Da ragazzina, i miei insegnanti mi mandavano a farle piccole interviste e lei mi ripeteva sempre la stessa cosa: «Più che leggere, quello lo sanno fare tutti, bisogna imparare a ri-leggere. Ri-leggere ciò che si scrive, quando si scrive qualcosa di tuo. E ri-leggere a distanza di tempo quando si legge qualcosa di altri. Perché ogni volta vedrai cose diverse. Il Maestro insegnava che i Personaggi delle Storie vanno da soli verso l’armadio delle loro esistenze e lì si vestono con i loro vestiti, quelli e non altri. Poi, leggendo e scrivendone, bisogna però saperli riconoscere – i vestiti – e cambiarli, se serve».

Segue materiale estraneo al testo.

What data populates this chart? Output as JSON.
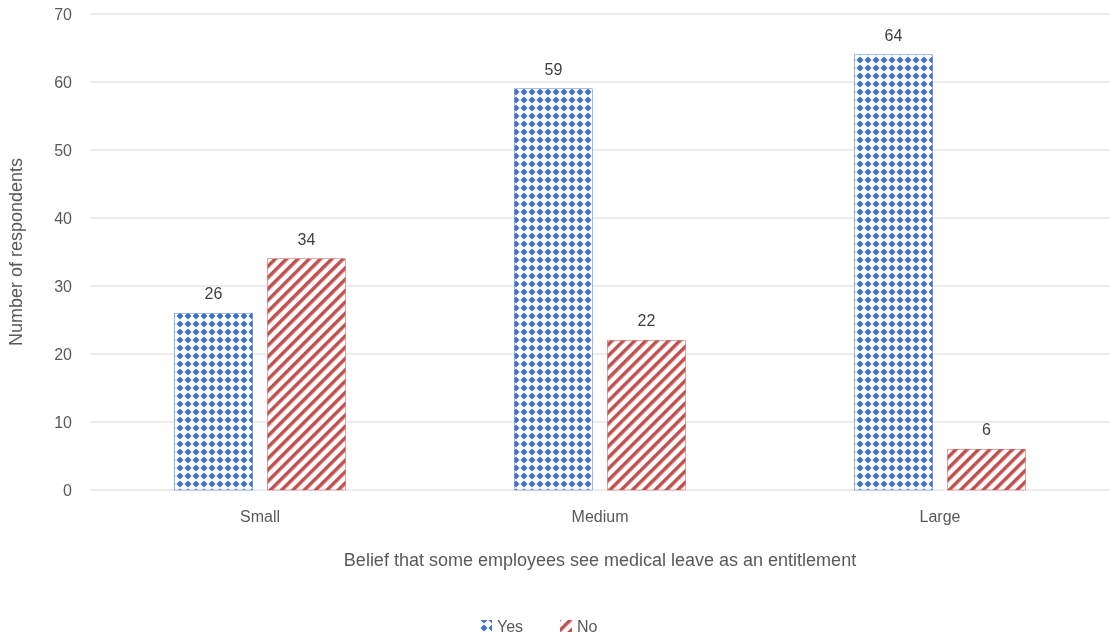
{
  "chart_data": {
    "type": "bar",
    "xlabel": "Belief that some employees see medical leave as an entitlement",
    "ylabel": "Number of respondents",
    "categories": [
      "Small",
      "Medium",
      "Large"
    ],
    "series": [
      {
        "name": "Yes",
        "color": "#4472c4",
        "values": [
          26,
          59,
          64
        ]
      },
      {
        "name": "No",
        "color": "#c0504d",
        "values": [
          34,
          22,
          6
        ]
      }
    ],
    "ylim": [
      0,
      70
    ],
    "yticks": [
      0,
      10,
      20,
      30,
      40,
      50,
      60,
      70
    ],
    "grid": "y",
    "legend": "bottom",
    "data_labels": true
  }
}
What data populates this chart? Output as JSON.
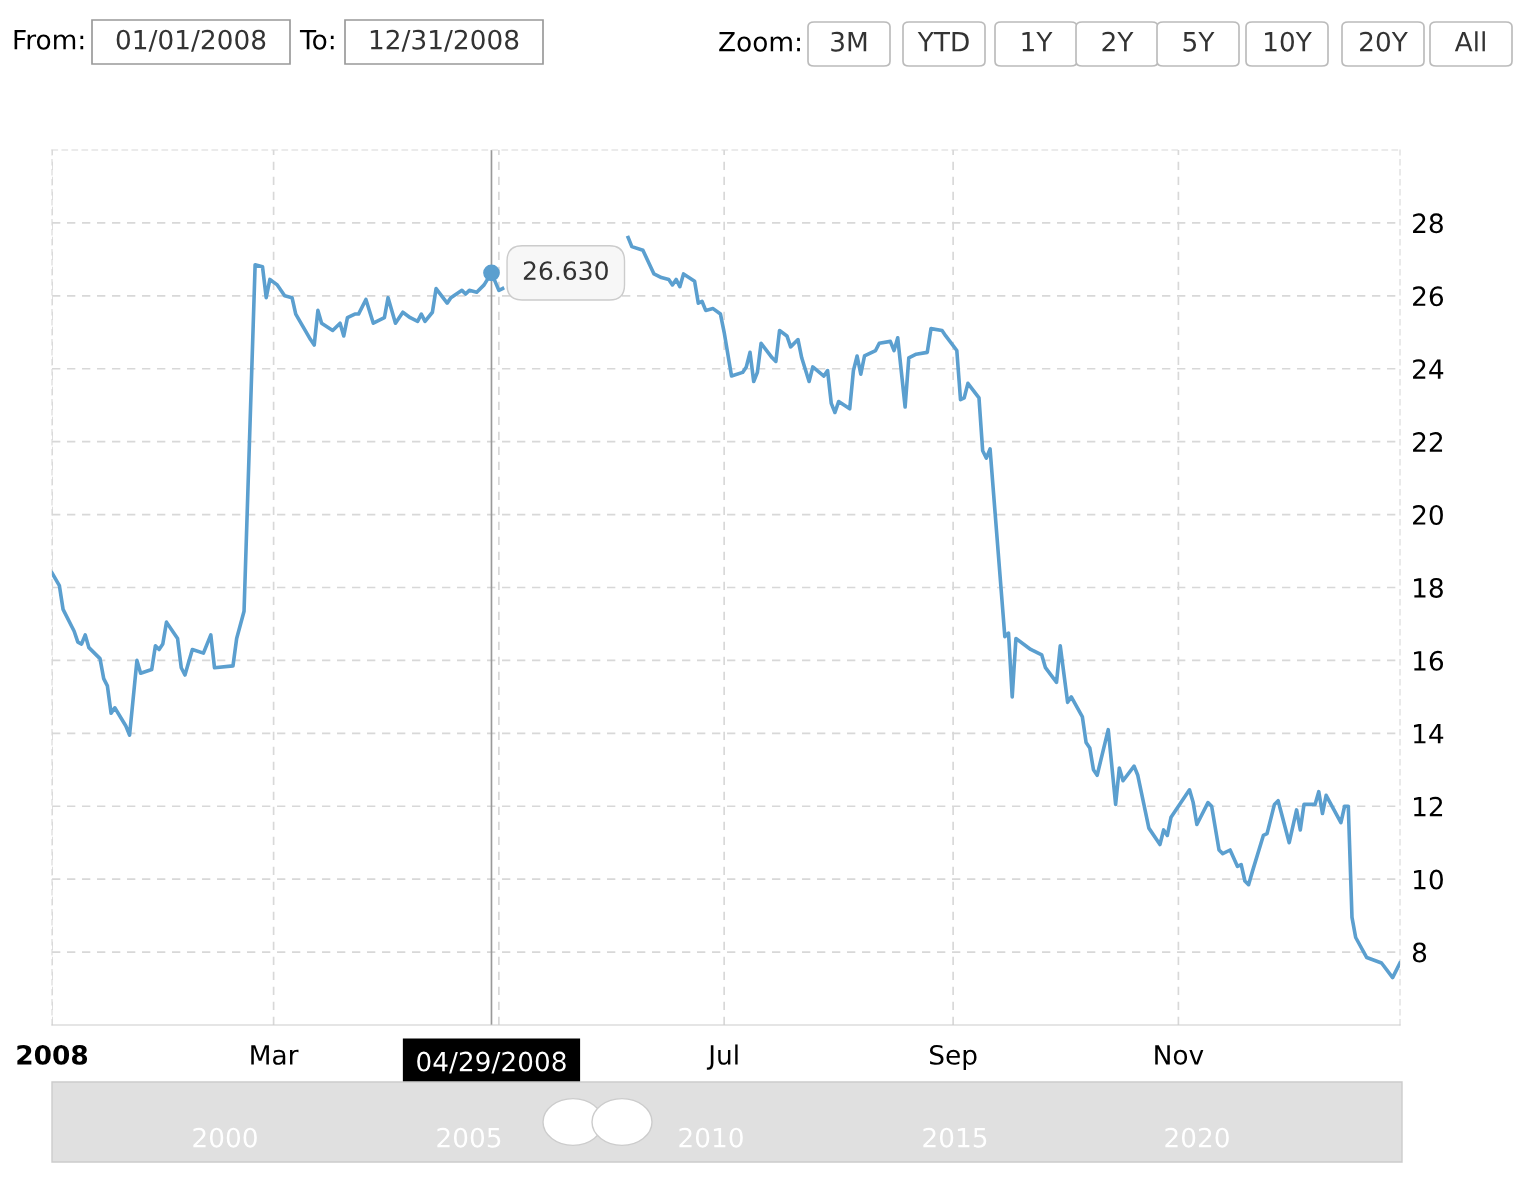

Calvino, in una sua lettura de I Promessi Sposi, ricorda alcune pagine del capitolo XXVII in cui si parla della «difficoltà a corrispondere tra Renzo e Lucia, attraverso lettere scritte da interposte persone», che – in epoca di abuso grafomane dei Social – resta una pietra miliare sul valore della lettura, condivisa loro malgrado dai due innamorati che non sapevano né leggere, né scrivere: «Bisogna che chi non sa si metta nelle mani di chi sa, e dia a lui l’incarico della risposta: la quale, fatta sul gusto della proposta, va poi soggetta a un’interpretazione simile. Che se, per di più, il soggetto della corrispondenza è un po’ geloso; se c’entrano affari segreti (…) che ci avesse poi a toccare qualche scappellotto».